Le fructose, cause de l’obésité?

Le fructose favoriserait une consommation alimentaire accrue.
Photo: Agence France-Presse (photo) John Moore Le fructose favoriserait une consommation alimentaire accrue.

Selon des publications de plus en plus nombreuses, l’épidémie d’obésité qui sévit en Amérique du Nord découlerait de l’omniprésence du fructose dans les aliments qui nous sont offerts sur le marché. Une nouvelle étude effectuée chez l’humain montre que contrairement au glucose, le fructose n’agit que très peu sur les régions cérébrales assurant la régulation de l’appétit. Cette observation apporte un nouvel argument pour le lien entre l’obésité et le fructose.
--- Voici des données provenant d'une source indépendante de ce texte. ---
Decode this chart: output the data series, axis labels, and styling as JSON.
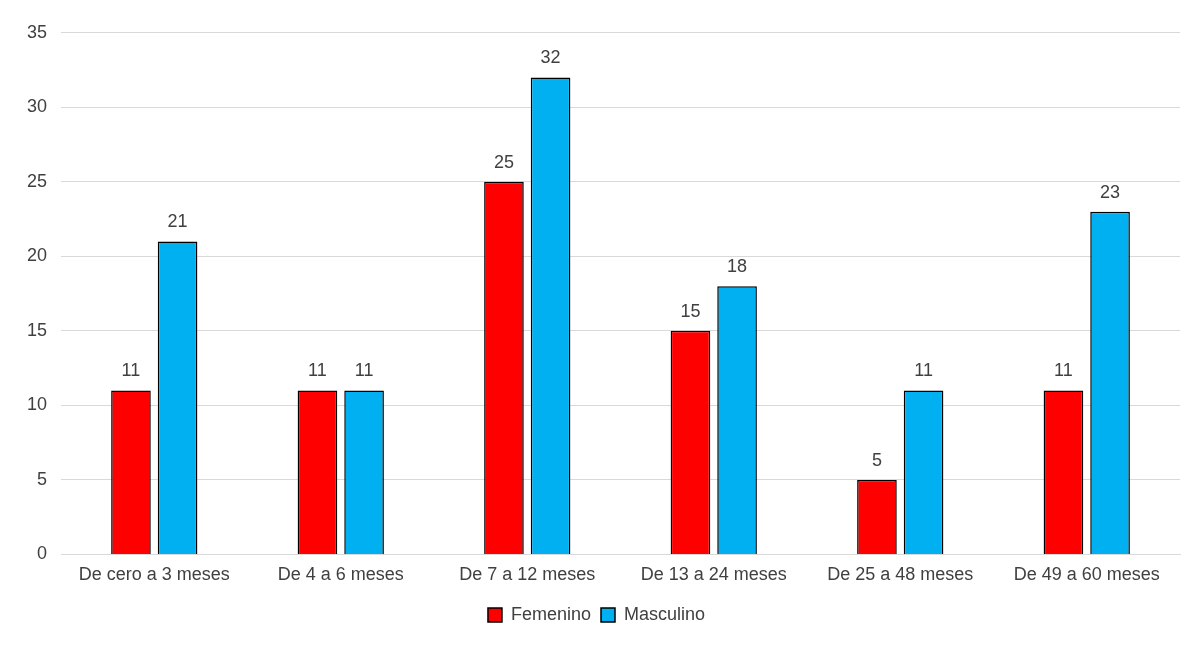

Les fabricants alimentaires préfèrent le fructose aux édulcorants ne contenant que du glucose en raison de son plus grand pouvoir sucrant et parce qu’il améliore l’apparence et la texture des aliments cuits au four. Voilà pourquoi le saccharose et le sirop de maïs, qui en contiennent particulièrement beaucoup, figurent parmi les ingrédients de diverses boissons gazeuses et aux fruits, et d’une multitude d’aliments, allant des pâtisseries aux céréales pour le petit-déjeuner, en passant par les sauces et les viandes préparées.


Bien qu’il soit un monosaccharide comme le glucose, le fructose est métabolisé différemment. Ainsi, l’ingestion de fructose stimule beaucoup moins que celle du glucose la production d’insuline, une hormone qui au niveau cérébral favorise la satiété et émousse la valeur de récompense qu’on attribue à la nourriture. La consommation de fructose induit aussi une sécrétion plus faible de peptide-1 de type glucagon (GLP-1), l’hormone de la satiété, que ne le fait le glucose. De plus, dans le cadre de récentes études chez des rongeurs, l’administration de fructose dans le cerveau, à proximité du centre du contrôle de l’appétit, a poussé les animaux à manger plus, alors que l’introduction de glucose dans la même région du cerveau a freiné la consommation de nourriture chez ces mêmes bêtes.

 

Chez les humains


Des chercheurs de l’Université Yale, à New Haven au Connecticut, ont voulu vérifier si ces changements dans le comportement alimentaire des animaux induits par le fructose et le glucose s’observaient aussi chez l’humain. Ils ont donc évalué les effets du fructose et du glucose sur diverses régions du cerveau de dix hommes et dix femmes à l’aide de l’imagerie par résonance magnétique fonctionnelle. Ils ont introduit ces individus dans le scanneur qui a permis d’estimer le flux sanguin au niveau de l’hypothalamus, centre de contrôle de l’appétit, ainsi que de diverses autres régions du cerveau intervenant dans « les systèmes de la motivation et de la récompense qui sont associés à cet instinct hédoniste qui nous pousse à manger ». Le flux sanguin, qui témoigne de l’activité cérébrale, a été mesuré avant et après la consommation d’un verre d’eau sucrée avec du fructose, dans un premier temps, puis d’un verre sucré avec du glucose dans un deuxième temps.


Il est ainsi apparu que l’ingestion de glucose, mais non celle de fructose, réduisait le flot sanguin, en d’autres mots l’activité de l’hypothalamus, l’insula, le cingulum antérieur et le striatum, « des régions cérébrales qui, de concert, régulent la sensation de faim en déterminant l’état métabolique de la personne et celui de ses systèmes de la motivation et de la récompense ». L’ingestion d’une quantité équivalente de fructose non seulement ne parvenait pas à diminuer l’activité de l’hypothalamus, mais elle induisait une légère élévation transitoire. De plus, contrairement à la consommation de glucose, celle de fructose n’entraînait pas une désactivation du striatum.


« Or, la désactivation de l’hypothalamus et du striatum survient quand des personnes qui étaient au départ affamées atteignent la satiété », font remarquer les chercheurs dans l’article qu’ils ont écrit et qui est publié dans la dernière édition du Journal of the American Medical Association (JAMA). Les auteurs font aussi remarquer que l’ingestion de fructose freinait par contre le flux sanguin au niveau de l’hippocampe, une aire cérébrale « qui influence nos réponses émotionnelles face à la prise de nourriture et qui, chez les rongeurs, inhibe les sensations liées à l’appétit ».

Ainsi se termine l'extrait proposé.